«Con la modifica della base di elezione del Senato da regionale a circoscrizionale si potrà scrivere una legge elettorale capace di dare più rappresentanza e maggiore stabilità. Questa modifica, infatti, lascia la massima libertà al legislatore per dare una risposta alla criticità rappresentata, dopo il taglio del numero dei parlamentari, dall’esiguo numero di senatori eletti nelle piccole regioni e all’esigenza di avere leggi elettorali simili tra Camera e Senato per evitare i problemi d’instabilità che si sono manifestati nel recente passato».
Ipse dixit: così il primo firmatario e relatore alla Camera del disegno di legge che cambia la base di elezione del Senato, da regionale a circoscrizionale, dopo il primo via libera. Il testo è appoggiato dalla maggioranza del governo Conte 2: Leu, Pd, M5s e Iv (ma i renziani sono già tiepidi). Il centrodestra ha votato contro e in particolare la Lega ha avvertito dal pericolo che, al contrario, le piccole regioni possano perdere rappresentanza. In Aula, il deputato del Carroccio Iezzi ha portato proprio l’esempio del Molise, a rischio ‘accorpamento’ con la Campania in una futura circoscrizione.
Mettendo insieme un po’ di rassegna stampa, viene fuori che l’esigenza di rimpinguare la rappresentanza di piccole regioni dopo il taglio dei parlamentari è stata sposata o presa per buona da molti commentatori. Ma nessuno si riferisce al Molise. I casi citati sono la Basilicata (da De Martis su Avvenire) o l’Umbria. Regioni che, per effetto della riduzione del numero degli eletti a Palazzo Madama sono passate da sette a tre senatori. Il Molise invece ha mantenuto i suoi due.

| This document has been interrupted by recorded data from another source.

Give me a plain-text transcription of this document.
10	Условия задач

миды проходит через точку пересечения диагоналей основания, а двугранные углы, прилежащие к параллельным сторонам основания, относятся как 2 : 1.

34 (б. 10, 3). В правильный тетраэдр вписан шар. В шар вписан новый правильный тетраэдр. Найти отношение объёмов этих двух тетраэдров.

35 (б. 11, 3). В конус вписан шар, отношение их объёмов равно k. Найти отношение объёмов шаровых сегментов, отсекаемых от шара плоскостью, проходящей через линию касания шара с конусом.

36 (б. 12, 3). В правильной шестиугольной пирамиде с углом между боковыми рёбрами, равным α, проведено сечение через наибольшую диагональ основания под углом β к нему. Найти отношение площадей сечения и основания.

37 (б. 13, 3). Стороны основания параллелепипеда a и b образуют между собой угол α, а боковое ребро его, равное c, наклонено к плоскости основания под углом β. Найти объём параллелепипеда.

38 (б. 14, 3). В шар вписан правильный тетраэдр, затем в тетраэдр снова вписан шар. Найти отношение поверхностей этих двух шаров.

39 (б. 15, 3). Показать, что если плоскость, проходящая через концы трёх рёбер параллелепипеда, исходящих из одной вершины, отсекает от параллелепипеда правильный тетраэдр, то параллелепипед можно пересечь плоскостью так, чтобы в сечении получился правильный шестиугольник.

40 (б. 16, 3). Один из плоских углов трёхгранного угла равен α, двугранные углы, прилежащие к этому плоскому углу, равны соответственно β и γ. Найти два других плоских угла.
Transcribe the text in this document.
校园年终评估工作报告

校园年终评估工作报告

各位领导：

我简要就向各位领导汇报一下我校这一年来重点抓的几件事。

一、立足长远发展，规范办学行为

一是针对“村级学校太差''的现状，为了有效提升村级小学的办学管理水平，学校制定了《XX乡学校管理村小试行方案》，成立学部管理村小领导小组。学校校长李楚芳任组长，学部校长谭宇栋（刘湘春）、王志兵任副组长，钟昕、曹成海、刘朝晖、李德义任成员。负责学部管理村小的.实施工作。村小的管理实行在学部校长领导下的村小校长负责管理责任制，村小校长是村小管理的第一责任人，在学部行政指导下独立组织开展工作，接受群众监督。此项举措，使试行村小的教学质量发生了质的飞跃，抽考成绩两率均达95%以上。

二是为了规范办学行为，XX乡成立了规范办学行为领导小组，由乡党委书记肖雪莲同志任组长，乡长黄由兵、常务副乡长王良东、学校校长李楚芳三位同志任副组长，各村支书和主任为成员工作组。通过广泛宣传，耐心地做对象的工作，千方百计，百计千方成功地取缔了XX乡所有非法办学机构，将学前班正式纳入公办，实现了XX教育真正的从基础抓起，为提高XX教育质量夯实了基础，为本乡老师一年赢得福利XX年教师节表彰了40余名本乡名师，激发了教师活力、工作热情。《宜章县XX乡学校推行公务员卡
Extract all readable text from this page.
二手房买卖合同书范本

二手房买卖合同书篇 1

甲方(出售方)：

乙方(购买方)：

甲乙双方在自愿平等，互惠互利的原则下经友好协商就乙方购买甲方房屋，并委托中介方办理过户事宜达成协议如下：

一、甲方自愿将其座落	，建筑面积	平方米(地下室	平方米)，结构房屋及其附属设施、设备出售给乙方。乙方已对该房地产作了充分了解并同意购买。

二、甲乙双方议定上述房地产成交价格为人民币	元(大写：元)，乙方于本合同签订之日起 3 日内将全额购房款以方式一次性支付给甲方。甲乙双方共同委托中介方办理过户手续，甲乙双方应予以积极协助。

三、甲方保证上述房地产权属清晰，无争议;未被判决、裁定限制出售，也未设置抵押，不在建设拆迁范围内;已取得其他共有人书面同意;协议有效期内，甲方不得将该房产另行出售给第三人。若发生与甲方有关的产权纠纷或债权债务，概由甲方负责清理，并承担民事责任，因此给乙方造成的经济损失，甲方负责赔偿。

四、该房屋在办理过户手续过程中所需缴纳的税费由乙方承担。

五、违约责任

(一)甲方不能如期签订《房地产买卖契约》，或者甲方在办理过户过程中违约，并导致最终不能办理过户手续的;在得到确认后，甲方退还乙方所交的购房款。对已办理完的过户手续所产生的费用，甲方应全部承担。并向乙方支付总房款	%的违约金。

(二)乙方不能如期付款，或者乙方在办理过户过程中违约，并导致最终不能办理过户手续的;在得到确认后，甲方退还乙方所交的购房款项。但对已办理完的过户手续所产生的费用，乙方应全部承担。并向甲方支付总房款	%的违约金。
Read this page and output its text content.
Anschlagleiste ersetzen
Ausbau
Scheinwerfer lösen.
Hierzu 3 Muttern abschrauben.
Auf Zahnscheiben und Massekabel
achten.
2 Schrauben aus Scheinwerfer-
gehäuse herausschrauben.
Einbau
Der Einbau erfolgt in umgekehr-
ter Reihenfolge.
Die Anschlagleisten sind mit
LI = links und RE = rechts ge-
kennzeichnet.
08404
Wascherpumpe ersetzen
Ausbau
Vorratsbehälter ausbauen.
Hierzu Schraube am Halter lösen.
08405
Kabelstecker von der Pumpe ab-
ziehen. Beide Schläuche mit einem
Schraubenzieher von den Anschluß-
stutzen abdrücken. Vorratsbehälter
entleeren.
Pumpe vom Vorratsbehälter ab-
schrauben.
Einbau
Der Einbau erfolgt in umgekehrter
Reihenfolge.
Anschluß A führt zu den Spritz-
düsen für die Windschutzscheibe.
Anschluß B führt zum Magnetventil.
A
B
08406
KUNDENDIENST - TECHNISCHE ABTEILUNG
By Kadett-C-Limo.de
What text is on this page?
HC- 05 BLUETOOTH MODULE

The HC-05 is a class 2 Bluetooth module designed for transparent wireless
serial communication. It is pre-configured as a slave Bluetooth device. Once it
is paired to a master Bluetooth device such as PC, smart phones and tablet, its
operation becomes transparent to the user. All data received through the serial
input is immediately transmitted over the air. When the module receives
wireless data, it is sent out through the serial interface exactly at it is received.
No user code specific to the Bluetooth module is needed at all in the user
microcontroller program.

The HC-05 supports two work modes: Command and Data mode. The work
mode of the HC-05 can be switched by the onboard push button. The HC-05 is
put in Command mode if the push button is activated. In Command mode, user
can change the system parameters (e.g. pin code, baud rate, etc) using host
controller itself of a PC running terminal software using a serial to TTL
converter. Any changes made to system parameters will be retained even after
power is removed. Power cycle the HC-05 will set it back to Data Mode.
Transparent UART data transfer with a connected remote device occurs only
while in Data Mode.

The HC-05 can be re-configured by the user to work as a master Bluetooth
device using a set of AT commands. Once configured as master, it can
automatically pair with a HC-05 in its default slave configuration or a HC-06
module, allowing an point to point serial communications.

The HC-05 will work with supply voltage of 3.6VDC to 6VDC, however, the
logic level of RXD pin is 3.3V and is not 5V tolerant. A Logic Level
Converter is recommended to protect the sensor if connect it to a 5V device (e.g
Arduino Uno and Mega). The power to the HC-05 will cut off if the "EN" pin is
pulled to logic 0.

Piuttosto, lo stesso relatore ha aggiunto, nel suo commento post voto alla Camera, altre valutazioni che sembrano prioritarie per i proponenti: «Sarà possibile recuperare i resti a livello nazionale per evitare che anche un sol voto possa essere andare perso; assegnare un premio di maggioranza a livello nazionale e anche una soglia di sbarramento nazionale senza timore di violare la Costituzione vigente».
Per il centrodestra, però, si tratta solo del tentativo di Letta e Conte di tornare al proporzionale puro. Dal centrosinistra ribattono che, invece, si potrebbe evitare di avere maggioranze diverse fra i due rami del Parlamento.
Dopo il via libera di Montecitorio, il ddl è passato a Palazzo Madama, dove deve essere ancora assegnato alle commissioni competenti. Sarà interessante seguire il dibattito, essendo i suoi inquilini, tra cui i due molisani Ortis e Di Marzio, più direttamente interessati dalla riforma. Osservatori, e promotori stessi, sono convinti che la riforma non vedrà la luce in questa legislatura. Ma la certezza non può averla nessuno.